Central Limit Theorem simulation

A very well known result in probability theory is the Central Limit Theorem, which states that the sum of i.i.d. random variables converges in distribution and at a given speed to a normal distribution.

Let \(X_1, \dots, X_n\) be a sample of i.i.d. random variables in \(L^2\) with expected value \(\mu\) and variance \(\sigma^2\). We are interested in the average

\[S_n := \frac{X_1 + \dots + X_n}{n}\]

We know by the Strong Law of Large Numbers that this quantity converges in probability and a.s. to the expected value \(\mu\). The CLT states that

\[\sqrt n \left(S_n - \mu \right) \xrightarrow{\mathcal{L}} \mathcal{N}(0, \sigma^2)\]

In other words the average of \(n\) independent realizations of a random variable converges to a normal distribution at speed \(\sqrt{n}\).

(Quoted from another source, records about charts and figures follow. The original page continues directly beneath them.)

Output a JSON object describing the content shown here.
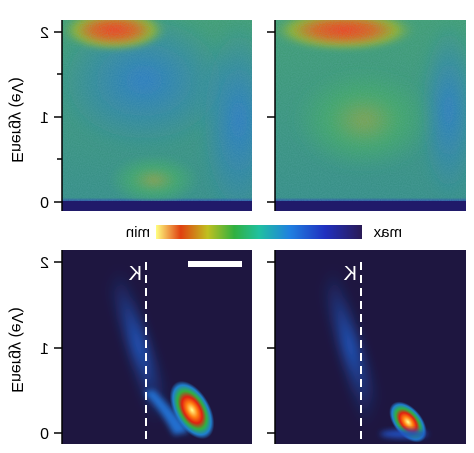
{
  "chart_data": [
    {
      "type": "heatmap",
      "panel": "top-left",
      "ylabel": "Energy (eV)",
      "yticks": [
        "0",
        "1",
        "2"
      ],
      "ylim": [
        0,
        2
      ],
      "description": "measured intensity map"
    },
    {
      "type": "heatmap",
      "panel": "top-right",
      "yticks": [],
      "ylim": [
        0,
        2
      ],
      "description": "measured intensity map"
    },
    {
      "type": "heatmap",
      "panel": "bottom-left",
      "ylabel": "Energy (eV)",
      "yticks": [
        "0",
        "1",
        "2"
      ],
      "ylim": [
        0,
        2
      ],
      "marker_label": "K",
      "scale_bar": true
    },
    {
      "type": "heatmap",
      "panel": "bottom-right",
      "yticks": [],
      "ylim": [
        0,
        2
      ],
      "marker_label": "K"
    }
  ],
  "colorbar": {
    "min_label": "min",
    "max_label": "max",
    "colors": [
      "#2a1a55",
      "#2030c0",
      "#2080e0",
      "#20c0a0",
      "#30b040",
      "#c0c020",
      "#e04010",
      "#ffff80"
    ]
  },
  "labels": {
    "energy_top": "Energy (eV)",
    "energy_bottom": "Energy (eV)",
    "tick_0": "0",
    "tick_1": "1",
    "tick_2": "2",
    "k_left": "K",
    "k_right": "K"
  },
  "colors": {
    "background_dark": "#1e1640",
    "dashed_line": "#ffffff",
    "scale_bar": "#ffffff"
  }
}
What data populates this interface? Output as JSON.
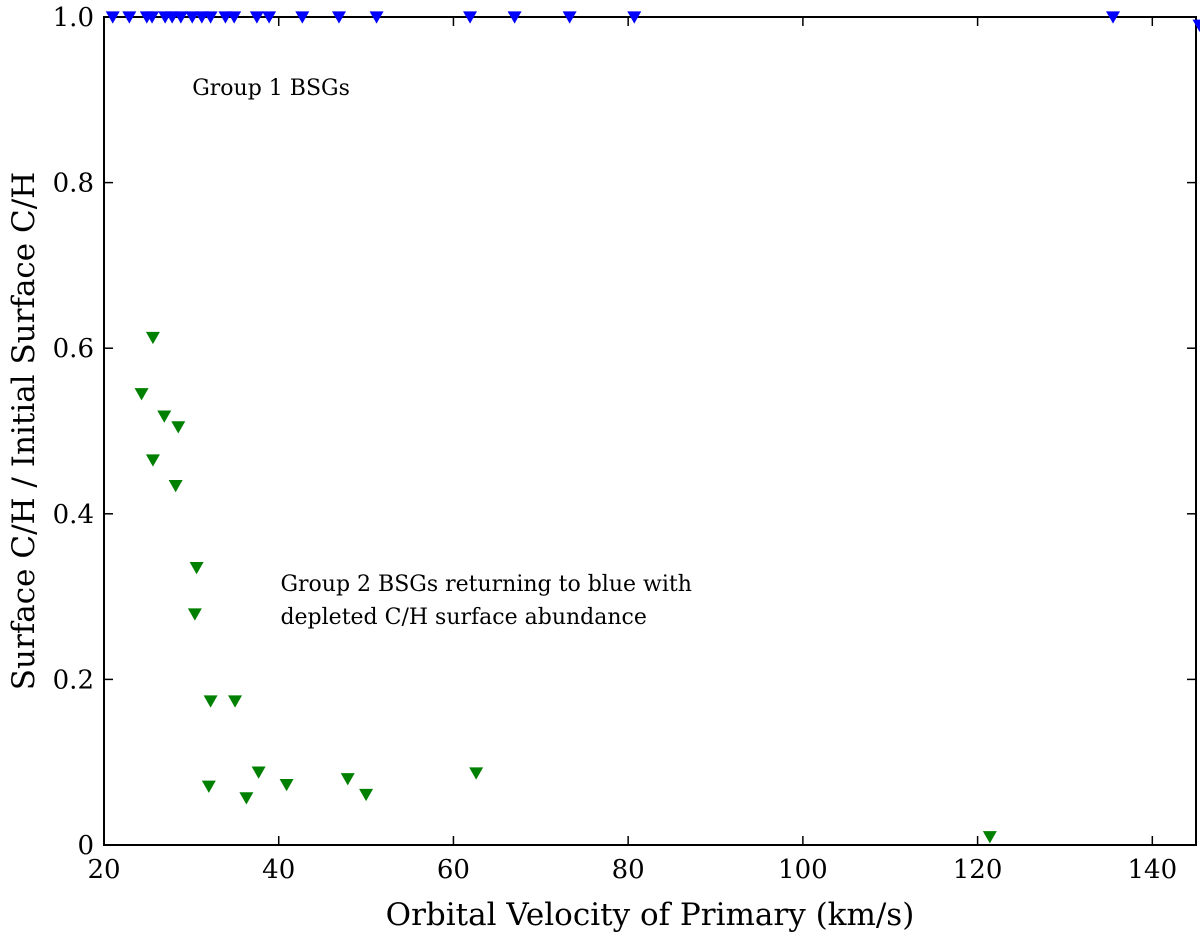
{
  "chart_data": {
    "type": "scatter",
    "xlabel": "Orbital Velocity of Primary (km/s)",
    "ylabel": "Surface C/H / Initial Surface C/H",
    "xlim": [
      20,
      145
    ],
    "ylim": [
      0,
      1.0
    ],
    "xticks": [
      20,
      40,
      60,
      80,
      100,
      120,
      140
    ],
    "xtick_labels": [
      "20",
      "40",
      "60",
      "80",
      "100",
      "120",
      "140"
    ],
    "yticks": [
      0,
      0.2,
      0.4,
      0.6,
      0.8,
      1.0
    ],
    "ytick_labels": [
      "0",
      "0.2",
      "0.4",
      "0.6",
      "0.8",
      "1.0"
    ],
    "grid": false,
    "marker": "triangle-down",
    "series": [
      {
        "color": "#0000ff",
        "points": [
          [
            21.0,
            1.0
          ],
          [
            22.9,
            1.0
          ],
          [
            24.9,
            1.0
          ],
          [
            25.5,
            1.0
          ],
          [
            27.0,
            1.0
          ],
          [
            27.8,
            1.0
          ],
          [
            28.8,
            1.0
          ],
          [
            30.1,
            1.0
          ],
          [
            31.2,
            1.0
          ],
          [
            32.2,
            1.0
          ],
          [
            33.9,
            1.0
          ],
          [
            34.9,
            1.0
          ],
          [
            37.5,
            1.0
          ],
          [
            38.9,
            1.0
          ],
          [
            42.7,
            1.0
          ],
          [
            46.9,
            1.0
          ],
          [
            51.2,
            1.0
          ],
          [
            61.9,
            1.0
          ],
          [
            67.0,
            1.0
          ],
          [
            73.3,
            1.0
          ],
          [
            80.7,
            1.0
          ],
          [
            135.5,
            1.0
          ],
          [
            145.4,
            0.99
          ]
        ]
      },
      {
        "color": "#008000",
        "points": [
          [
            25.6,
            0.613
          ],
          [
            24.3,
            0.545
          ],
          [
            26.9,
            0.518
          ],
          [
            28.5,
            0.505
          ],
          [
            25.6,
            0.465
          ],
          [
            28.2,
            0.434
          ],
          [
            30.6,
            0.335
          ],
          [
            30.4,
            0.279
          ],
          [
            32.2,
            0.174
          ],
          [
            35.0,
            0.174
          ],
          [
            32.0,
            0.071
          ],
          [
            37.7,
            0.088
          ],
          [
            36.3,
            0.057
          ],
          [
            40.9,
            0.073
          ],
          [
            47.9,
            0.08
          ],
          [
            50.0,
            0.061
          ],
          [
            62.6,
            0.087
          ],
          [
            121.4,
            0.01
          ]
        ]
      }
    ],
    "annotations": [
      {
        "text": "Group 1 BSGs",
        "x": 30.1,
        "y": 0.906
      },
      {
        "text": "Group 2 BSGs returning to blue with",
        "x": 40.2,
        "y": 0.307
      },
      {
        "text": "depleted C/H surface abundance",
        "x": 40.2,
        "y": 0.267
      }
    ]
  }
}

We give here a tool to verify that when \(n\) grows, the variable \(\sqrt{n}(S_n - \mu)\) approximates more and more precisely a normal distribution.

Here below we write the density function (or the mass function) for some known random variables.

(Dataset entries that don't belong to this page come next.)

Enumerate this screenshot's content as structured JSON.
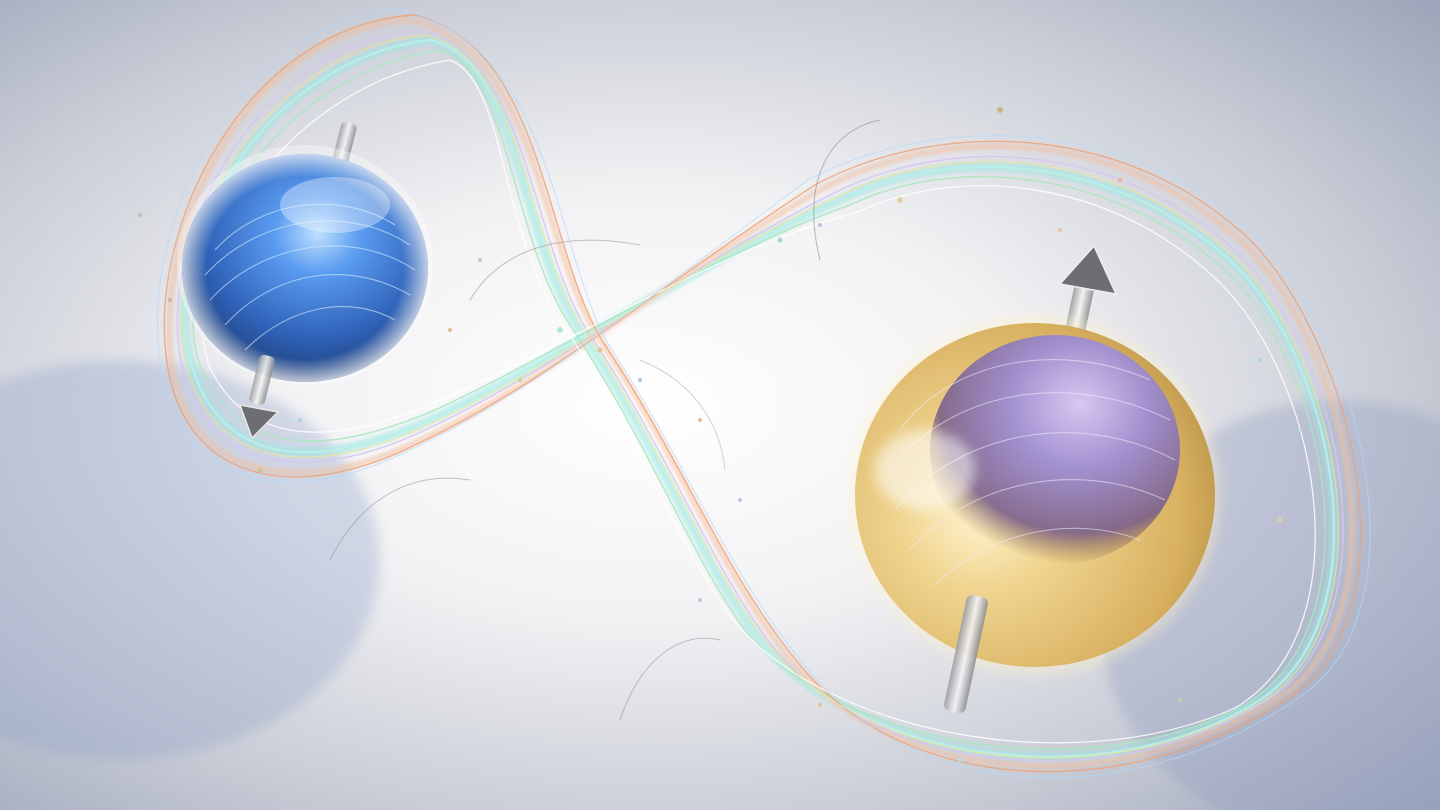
{
  "scene": {
    "subject": "quantum-entanglement-illustration",
    "particles": [
      {
        "name": "blue-particle",
        "spin": "down",
        "color": "#3f7fd8"
      },
      {
        "name": "gold-particle",
        "spin": "up",
        "color": "#e2c070"
      }
    ],
    "colors": {
      "background_center": "#ffffff",
      "background_edge": "#9aa3b8",
      "blue_sphere": "#3f7fd8",
      "gold_sphere": "#e6c676",
      "violet_core": "#9a8fd8",
      "arrow": "#d8dadc"
    }
  }
}
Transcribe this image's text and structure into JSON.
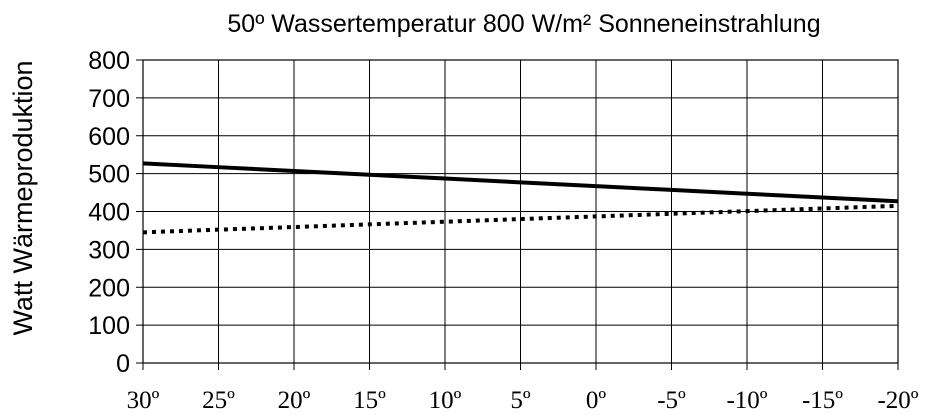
{
  "chart_data": {
    "type": "line",
    "title": "50º Wassertemperatur 800 W/m² Sonneneinstrahlung",
    "xlabel": "",
    "ylabel": "Watt Wärmeproduktion",
    "categories": [
      "30º",
      "25º",
      "20º",
      "15º",
      "10º",
      "5º",
      "0º",
      "-5º",
      "-10º",
      "-15º",
      "-20º"
    ],
    "x": [
      30,
      25,
      20,
      15,
      10,
      5,
      0,
      -5,
      -10,
      -15,
      -20
    ],
    "yticks": [
      "0",
      "100",
      "200",
      "300",
      "400",
      "500",
      "600",
      "700",
      "800"
    ],
    "ylim": [
      0,
      800
    ],
    "grid": true,
    "series": [
      {
        "style": "solid",
        "color": "#000000",
        "values": [
          527,
          517,
          507,
          497,
          487,
          477,
          467,
          457,
          447,
          437,
          427
        ]
      },
      {
        "style": "dotted",
        "color": "#000000",
        "values": [
          345,
          352,
          359,
          366,
          373,
          380,
          387,
          394,
          401,
          408,
          415
        ]
      }
    ]
  }
}
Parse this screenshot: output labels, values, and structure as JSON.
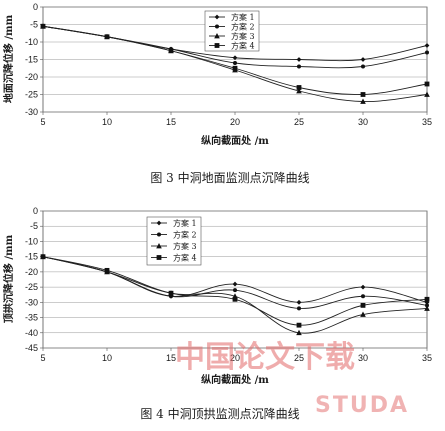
{
  "chart_data": [
    {
      "type": "line",
      "caption": "图 3   中洞地面监测点沉降曲线",
      "xlabel": "纵向截面处 /m",
      "ylabel": "地面沉降位移 /mm",
      "x": [
        5,
        10,
        15,
        20,
        25,
        30,
        35
      ],
      "xlim": [
        5,
        35
      ],
      "ylim": [
        -30,
        0
      ],
      "xticks": [
        5,
        10,
        15,
        20,
        25,
        30,
        35
      ],
      "yticks": [
        0,
        -5,
        -10,
        -15,
        -20,
        -25,
        -30
      ],
      "grid": true,
      "legend_position": "top-right",
      "series": [
        {
          "name": "方案 1",
          "marker": "diamond",
          "values": [
            -5.5,
            -8.5,
            -12,
            -14.5,
            -15,
            -15,
            -11
          ]
        },
        {
          "name": "方案 2",
          "marker": "dot",
          "values": [
            -5.5,
            -8.5,
            -12,
            -16,
            -17,
            -17,
            -13
          ]
        },
        {
          "name": "方案 3",
          "marker": "triangle",
          "values": [
            -5.5,
            -8.5,
            -12.5,
            -18,
            -24,
            -27,
            -25
          ]
        },
        {
          "name": "方案 4",
          "marker": "square",
          "values": [
            -5.5,
            -8.5,
            -12.5,
            -17.5,
            -23,
            -25,
            -22
          ]
        }
      ]
    },
    {
      "type": "line",
      "caption": "图 4   中洞顶拱监测点沉降曲线",
      "xlabel": "纵向截面处 /m",
      "ylabel": "顶拱沉降位移 /mm",
      "x": [
        5,
        10,
        15,
        20,
        25,
        30,
        35
      ],
      "xlim": [
        5,
        35
      ],
      "ylim": [
        -45,
        0
      ],
      "xticks": [
        5,
        10,
        15,
        20,
        25,
        30,
        35
      ],
      "yticks": [
        0,
        -5,
        -10,
        -15,
        -20,
        -25,
        -30,
        -35,
        -40,
        -45
      ],
      "grid": true,
      "legend_position": "top-left",
      "series": [
        {
          "name": "方案 1",
          "marker": "diamond",
          "values": [
            -15,
            -20,
            -28,
            -24,
            -30,
            -25,
            -30
          ]
        },
        {
          "name": "方案 2",
          "marker": "dot",
          "values": [
            -15,
            -20,
            -28,
            -26,
            -32,
            -28,
            -31
          ]
        },
        {
          "name": "方案 3",
          "marker": "triangle",
          "values": [
            -15,
            -20,
            -27,
            -28,
            -40,
            -34,
            -32
          ]
        },
        {
          "name": "方案 4",
          "marker": "square",
          "values": [
            -15,
            -19.5,
            -27,
            -29,
            -37.5,
            -31,
            -29
          ]
        }
      ]
    }
  ],
  "watermark": {
    "cn": "中国论文下载",
    "en": "STUDA"
  }
}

Normal distribution with mean \(\mu\) and standard deviation \(\sigma\)

\[f(x) = \frac 1 {\sigma \sqrt{2 \pi}} e^{- \frac{(x-\mu)^2}{2 \sigma^2}}\]

Uniform distribution on the real interval \([a,b]\)

\[f(x) = \left\{ \begin{array}{cc} \frac 1 {b-a} & if \, x \in [a,b] \\ 0 & otherwise \end{array} \right.\]

Exponential distribution of parameter \(\lambda\)

\[f(x) = \left\{ \begin{array}{cc} \lambda e^{-\lambda x} & x \geq 0 \\ 0 & x < 0 \end{array} \right.\]

Gamma distribution of parameter \(k\)

\[f(x) = \frac {x^{\alpha-1} \beta^\alpha e^{-\beta x }}{\Gamma(\alpha)}\]

Bernoulli distribution of parameter \(p\)

\[\mathbb{P}(X = 1) = 1 - \mathbb{P}(X = 0) = p\]

Binomial distribution of parameters \(n\) and \(p\)

\[\mathbb{P}(X = k) = \binom n k p^k(1-p)^{n-k}\]

Poisson distribution of parameter \(\lambda\)

\[\mathbb{P}(X = k) = \frac{\lambda^k}{k!} e^{-\lambda}\]

The seed used to initialize the pseudorandom number generator changes at each call of the algorithm if we set the variable \(seed = 0\). If we choose an integer different from zero, this seed will be taken to initialize the pseudorandom generator. This can be useful when we want to reproduce twice the same simulation.

Let \(Y_n = \sqrt n ( S_n - \mu )\) and let \((Y_n^k)_{k\geq 0}\) i.i.d. such that \(Y_n^k \sim Y_n\) for each \(k \geq 0\). In order to visualize the convergence to the normal distribution \(\mathcal N (0, \sigma^2)\), we make 1000 simulations of \(Y_n\) i.e. \((Y_n^1, \ldots, Y_n^{1000})\) and we plot them in an normed histogram with a fixed number of bins.

We notice that for a number of random realizations \(n=1\) we obtain an approximation of the distribution of the centered random variable.

We have to set the number of realizations \(n\) of the random variable and the number of bins in the histogram.